Observemos que não temos, a princípio, objeções a essas propostas; ao contrário, as
consideramos legítimas, como mostramos acima. Porém, em uma pesquisa filosófica madura,
134
não se devem assumir “princípios metodológicos controversos”106
sem uma discussão
profunda sobre eles e sem uma justificativa sólida da posição assumida pelo pesquisador em
face do princípio em debate. Isso significa que: a) antes de considerar a possibilidade de
relacionar a liberdade religiosa com a liberdade política em Locke, é necessário demonstrar a
legitimidade de se falar de um sistema filosófico lockeano; b) antes de se propor a identificar
o caráter ideológico das idéias do filósofo inglês, defendendo a filiação de Locke à
determinada corrente de pensamento, é necessário mostrar a viabilidade dessa proposta
metodológica e definir um método coerente para a leitura e interpretação dos textos
lockeanos, de modo a evitar interpretações parciais e supérfluas.
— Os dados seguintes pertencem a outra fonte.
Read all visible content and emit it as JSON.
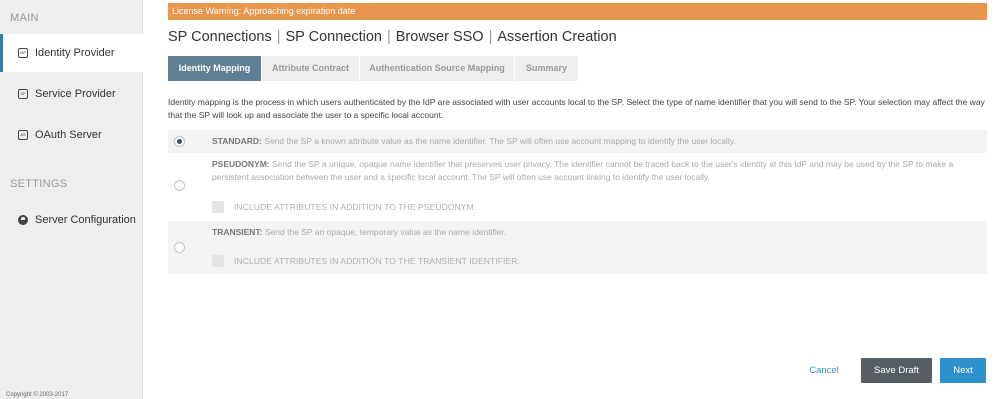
{
  "sidebar": {
    "main_label": "MAIN",
    "settings_label": "SETTINGS",
    "items": [
      {
        "label": "Identity Provider",
        "icon": "IdP",
        "active": true
      },
      {
        "label": "Service Provider",
        "icon": "SP",
        "active": false
      },
      {
        "label": "OAuth Server",
        "icon": "AS",
        "active": false
      }
    ],
    "settings_items": [
      {
        "label": "Server Configuration",
        "icon": "server-icon"
      }
    ],
    "copyright": "Copyright © 2003-2017"
  },
  "warning": "License Warning: Approaching expiration date",
  "breadcrumb": [
    "SP Connections",
    "SP Connection",
    "Browser SSO",
    "Assertion Creation"
  ],
  "tabs": [
    {
      "label": "Identity Mapping",
      "active": true
    },
    {
      "label": "Attribute Contract",
      "active": false
    },
    {
      "label": "Authentication Source Mapping",
      "active": false
    },
    {
      "label": "Summary",
      "active": false
    }
  ],
  "description": "Identity mapping is the process in which users authenticated by the IdP are associated with user accounts local to the SP. Select the type of name identifier that you will send to the SP. Your selection may affect the way that the SP will look up and associate the user to a specific local account.",
  "options": {
    "standard": {
      "title": "STANDARD:",
      "text": "Send the SP a known attribute value as the name identifier. The SP will often use account mapping to identify the user locally.",
      "checked": true
    },
    "pseudonym": {
      "title": "PSEUDONYM:",
      "text": "Send the SP a unique, opaque name identifier that preserves user privacy. The identifier cannot be traced back to the user's identity at this IdP and may be used by the SP to make a persistent association between the user and a specific local account. The SP will often use account linking to identify the user locally.",
      "checked": false,
      "checkbox_label": "INCLUDE ATTRIBUTES IN ADDITION TO THE PSEUDONYM."
    },
    "transient": {
      "title": "TRANSIENT:",
      "text": "Send the SP an opaque, temporary value as the name identifier.",
      "checked": false,
      "checkbox_label": "INCLUDE ATTRIBUTES IN ADDITION TO THE TRANSIENT IDENTIFIER."
    }
  },
  "buttons": {
    "cancel": "Cancel",
    "save_draft": "Save Draft",
    "next": "Next"
  },
  "colors": {
    "warning": "#e8964d",
    "active_tab": "#5f7f93",
    "next_button": "#2e90cc",
    "draft_button": "#555f63",
    "active_nav_border": "#3a7ca8"
  }
}
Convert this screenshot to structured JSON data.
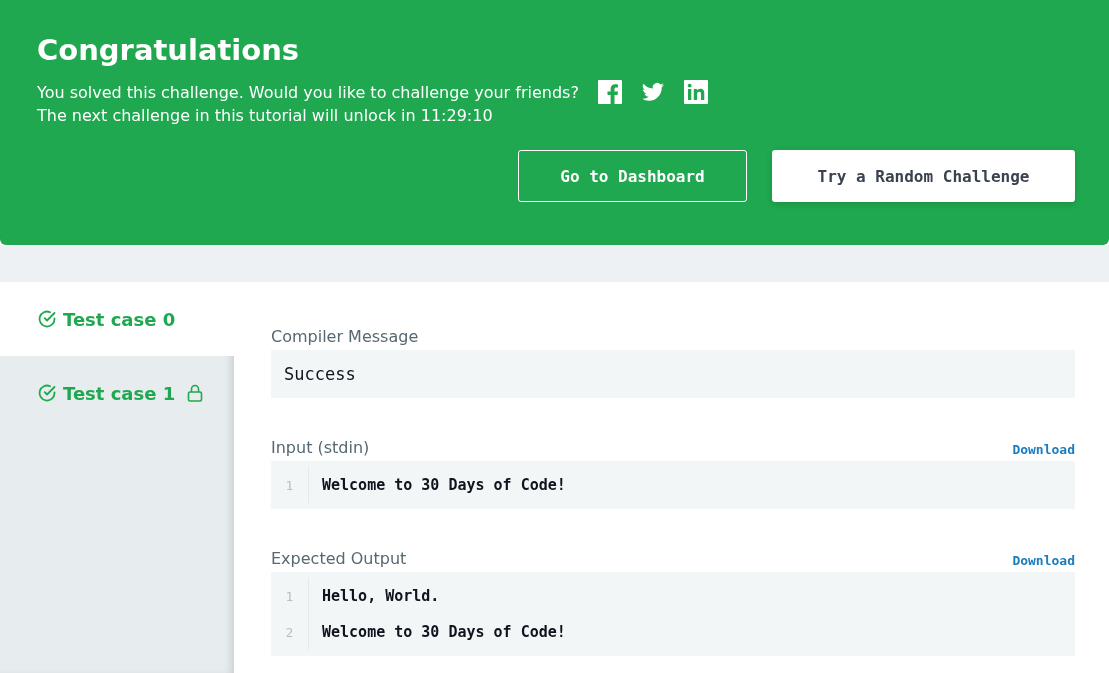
{
  "banner": {
    "title": "Congratulations",
    "message": "You solved this challenge. Would you like to challenge your friends?",
    "unlock": "The next challenge in this tutorial will unlock in 11:29:10",
    "share": [
      {
        "kind": "facebook"
      },
      {
        "kind": "twitter"
      },
      {
        "kind": "linkedin"
      }
    ],
    "buttons": [
      {
        "label": "Go to Dashboard",
        "kind": "outline"
      },
      {
        "label": "Try a Random Challenge",
        "kind": "solid"
      }
    ]
  },
  "test_cases": [
    {
      "label": "Test case 0",
      "selected": true,
      "passed": true,
      "locked": false
    },
    {
      "label": "Test case 1",
      "selected": false,
      "passed": true,
      "locked": true
    }
  ],
  "sections": [
    {
      "kind": "message",
      "label": "Compiler Message",
      "text": "Success"
    },
    {
      "kind": "code",
      "label": "Input (stdin)",
      "download": "Download",
      "lines": [
        {
          "number": "1",
          "text": "Welcome to 30 Days of Code!"
        }
      ]
    },
    {
      "kind": "code",
      "label": "Expected Output",
      "download": "Download",
      "lines": [
        {
          "number": "1",
          "text": "Hello, World."
        },
        {
          "number": "2",
          "text": "Welcome to 30 Days of Code!"
        }
      ]
    }
  ]
}
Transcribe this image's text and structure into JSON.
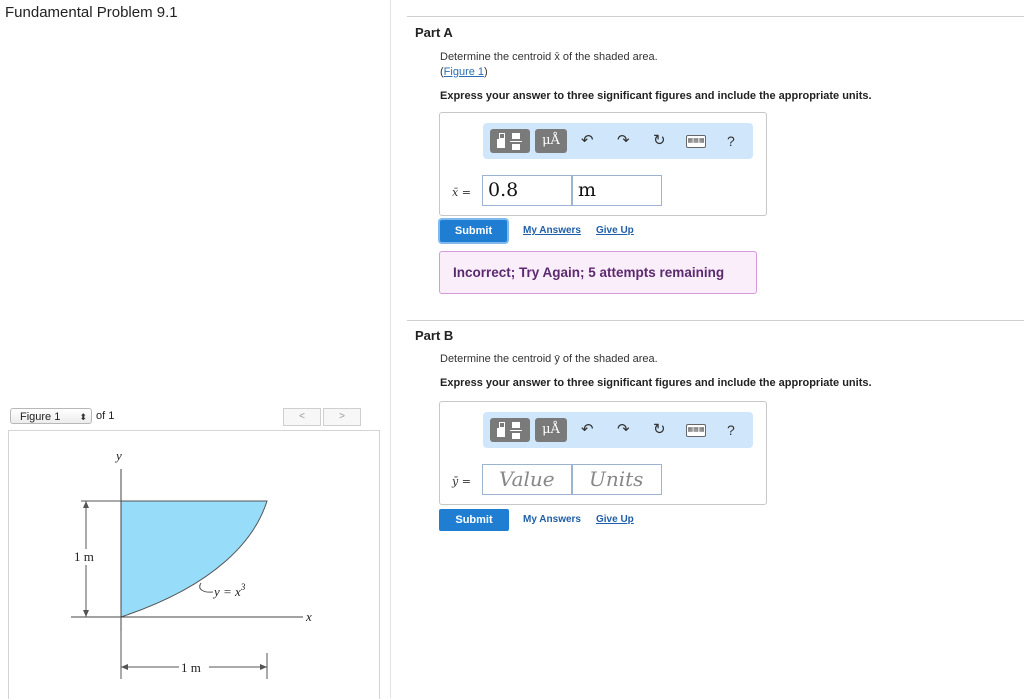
{
  "problem_title": "Fundamental Problem 9.1",
  "figure_panel": {
    "select_value": "Figure 1",
    "of_text": "of 1",
    "prev_glyph": "<",
    "next_glyph": ">",
    "labels": {
      "y_axis": "y",
      "x_axis": "x",
      "height_dim": "1 m",
      "width_dim": "1 m",
      "curve_eq": "y = x",
      "curve_exp": "3"
    },
    "shade_color": "#97dcf8"
  },
  "part_a": {
    "title": "Part A",
    "prompt": "Determine the centroid x̄ of the shaded area.",
    "figure_link_open": "(",
    "figure_link": "Figure 1",
    "figure_link_close": ")",
    "express": "Express your answer to three significant figures and include the appropriate units.",
    "var_label": "x̄ =",
    "value": "0.8",
    "units": "m",
    "submit_label": "Submit",
    "my_answers": "My Answers",
    "give_up": "Give Up",
    "feedback": "Incorrect; Try Again; 5 attempts remaining"
  },
  "part_b": {
    "title": "Part B",
    "prompt": "Determine the centroid ȳ of the shaded area.",
    "express": "Express your answer to three significant figures and include the appropriate units.",
    "var_label": "ȳ =",
    "value_placeholder": "Value",
    "units_placeholder": "Units",
    "submit_label": "Submit",
    "my_answers": "My Answers",
    "give_up": "Give Up"
  },
  "toolbar": {
    "units_glyph": "μÅ",
    "undo_glyph": "↶",
    "redo_glyph": "↷",
    "reset_glyph": "↻",
    "keyboard_glyph": "▦▦▦",
    "help_glyph": "?"
  },
  "colors": {
    "accent_blue": "#1f7ed2",
    "feedback_bg": "#fbeefb",
    "feedback_text": "#5b2a6e",
    "toolbar_bg": "#cfe6fb"
  }
}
Desta maneira, podemos
afirmar que a omissão, consciente e voluntária, do debate relacionado aos dois temas citados
não revela ingenuidade ou insuficiência de nossa parte; pelo contrário, a ingenuidade e a
insuficiência consistiriam em simplesmente assumir aqueles princípios metodológicos de
leitura dos textos lockeanos, ignorando toda a problemática em torno deles.
Para finalizar a nossa pesquisa, gostaríamos de retomar um assunto que apresentamos
nas ultimas linhas da Introdução deste trabalho. Como havíamos dito, um leitor atento
conseguiria facilmente reparar as diversas repetições que cometemos durante o
desenvolvimento da nossa exposição. Mas o que se deve ter em mente é a nossa inabalável
vontade de sempre se manter fiel ao princípio de clareza expositiva e ao princípio de
exposição lógica das idéias. Se, por ventura, cometemos faltas pelo caminho, ao nos repetir
em demasia, não foi porque queríamos levar o leitor à exaustão e, assim, vencê-lo pelo
cansaço, mas apenas porque queríamos estar seguros de que os nossos argumentos estavam
sendo apresentados da forma mais clara e lógica possível. Ao contrário de esses “pequenos
deslizes” se constituírem em um vício, acreditamos serem uma grande virtude.
106
Aqui, estamos chamando de “princípios metodológicos” exatamente as propostas de trabalho 2 e 3,
apresentadas anteriormente como possíveis desenvolvimentos da nossa Dissertação. Referimo-nos a eles como
“controversos” por causa das discussões travadas pelos intérpretes do pensamento lockeano sobre a viabilidade
ou não de se falar das obras de Locke como um sistema filosófico (debate inerente à proposta 2) e por causa das
dificuldades relacionadas à determinação do método interpretativo que possibilite, a partir dos textos filosóficos,
identificar as crenças e convicções pessoais de Locke (debate inerente à proposta 3).